Logo ao quarto dia de guerra, Vladimir Putin ordenou às chefias militares que pusessem as forças nucleares em alerta máximo, mas até ao momento não fez menção pública de as utilizar. Na sexta-feira, o chefe de Estado acusou a Ucrânia de cometer “actos terroristas” em território russo e prometeu intensificar a retaliação. “Temos respondido de forma bastante contida, mas isso é por agora. Se a situação continuar a desenrolar-se desta forma, a resposta será mais séria”, ameaçou Putin.

“Não estamos a lutar com todo o nosso Exército”, acrescentou o líder russo, desvalorizando os recentes avanços ucranianos na região de Kharkiv: “O principal objectivo é a libertação de todo o território do Donbass. Este trabalho continua apesar dessas tentativas de contra-ofensiva do Exército ucraniano. O Estado-maior considera algumas coisas importantes, outras secundárias, mas a principal tarefa continua a ser a mesma, e está a ser levada a cabo.”

Arsenais nucleares crescem

Estima-se que a Rússia tenha cerca de 6000 bombas atómicas, das quais umas 1912 serão ogivas nucleares tácticas, bombas de curto alcance cuja criação assenta na premissa de que as armas nucleares podem ser controladas e usadas para ataques precisos em campos de batalha. Essa ideia nunca foi testada em situações bélicas reais e os especialistas dizem que é errada. “Durante anos, as armas nucleares foram vistas como demasiado horrendas para serem usadas, eram vistas apenas como armas do fim do mundo. Torná-las mais ‘utilizáveis’ é perigoso e irresponsável”, dizia ao PÚBLICO no ano passado a directora-executiva do Vienna Center for Disarmament and Non‑Proliferation (VCDNP), Elena Sokova.

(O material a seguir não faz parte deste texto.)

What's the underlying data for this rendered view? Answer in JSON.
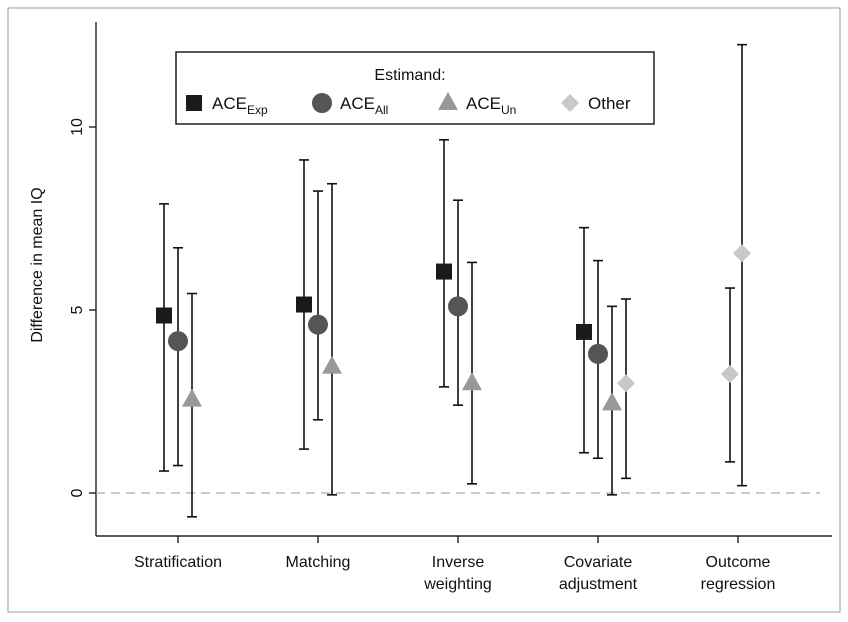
{
  "chart_data": {
    "type": "scatter",
    "subtype": "point-with-error-bars",
    "title": "",
    "xlabel": "",
    "ylabel": "Difference in mean IQ",
    "ylim": [
      -1.2,
      12.5
    ],
    "yticks": [
      0,
      5,
      10
    ],
    "grid": false,
    "reference_line": {
      "y": 0,
      "style": "dashed"
    },
    "legend": {
      "title": "Estimand:",
      "position": "top-left-inside",
      "entries": [
        {
          "key": "exp",
          "base": "ACE",
          "sub": "Exp",
          "marker": "square",
          "color": "#1a1a1a"
        },
        {
          "key": "all",
          "base": "ACE",
          "sub": "All",
          "marker": "circle",
          "color": "#555555"
        },
        {
          "key": "un",
          "base": "ACE",
          "sub": "Un",
          "marker": "triangle",
          "color": "#999999"
        },
        {
          "key": "other",
          "base": "Other",
          "sub": "",
          "marker": "diamond",
          "color": "#c8c8c8"
        }
      ]
    },
    "categories": [
      {
        "lines": [
          "Stratification"
        ]
      },
      {
        "lines": [
          "Matching"
        ]
      },
      {
        "lines": [
          "Inverse",
          "weighting"
        ]
      },
      {
        "lines": [
          "Covariate",
          "adjustment"
        ]
      },
      {
        "lines": [
          "Outcome",
          "regression"
        ]
      }
    ],
    "points": [
      {
        "category": 0,
        "series": "exp",
        "y": 4.85,
        "lo": 0.6,
        "hi": 7.9
      },
      {
        "category": 0,
        "series": "all",
        "y": 4.15,
        "lo": 0.75,
        "hi": 6.7
      },
      {
        "category": 0,
        "series": "un",
        "y": 2.55,
        "lo": -0.65,
        "hi": 5.45
      },
      {
        "category": 1,
        "series": "exp",
        "y": 5.15,
        "lo": 1.2,
        "hi": 9.1
      },
      {
        "category": 1,
        "series": "all",
        "y": 4.6,
        "lo": 2.0,
        "hi": 8.25
      },
      {
        "category": 1,
        "series": "un",
        "y": 3.45,
        "lo": -0.05,
        "hi": 8.45
      },
      {
        "category": 2,
        "series": "exp",
        "y": 6.05,
        "lo": 2.9,
        "hi": 9.65
      },
      {
        "category": 2,
        "series": "all",
        "y": 5.1,
        "lo": 2.4,
        "hi": 8.0
      },
      {
        "category": 2,
        "series": "un",
        "y": 3.0,
        "lo": 0.25,
        "hi": 6.3
      },
      {
        "category": 3,
        "series": "exp",
        "y": 4.4,
        "lo": 1.1,
        "hi": 7.25
      },
      {
        "category": 3,
        "series": "all",
        "y": 3.8,
        "lo": 0.95,
        "hi": 6.35
      },
      {
        "category": 3,
        "series": "un",
        "y": 2.45,
        "lo": -0.05,
        "hi": 5.1
      },
      {
        "category": 3,
        "series": "other",
        "y": 3.0,
        "lo": 0.4,
        "hi": 5.3
      },
      {
        "category": 4,
        "series": "other",
        "y": 3.25,
        "lo": 0.85,
        "hi": 5.6
      },
      {
        "category": 4,
        "series": "other",
        "y": 6.55,
        "lo": 0.2,
        "hi": 12.25
      }
    ]
  }
}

Há sinais que indiciam uma nova corrida ao armamento nuclear. Ainda que entre o início de 2021 e o início de 2022 se tenha registado uma ligeira descida do número de ogivas a nível mundial, “todos os Estados com armas nucleares estão a aumentar ou a melhorar os seus arsenais e a maioria está a exacerbar a retórica nuclear e o papel que estas armas desempenham nas suas estratégias militares”, alertou este Verão o responsável pelo programa de armas de destruição maciças do Stockholm International Peace Research Institute, Wilfred Wan, que se dedica à monitorização dos arsenais nucleares.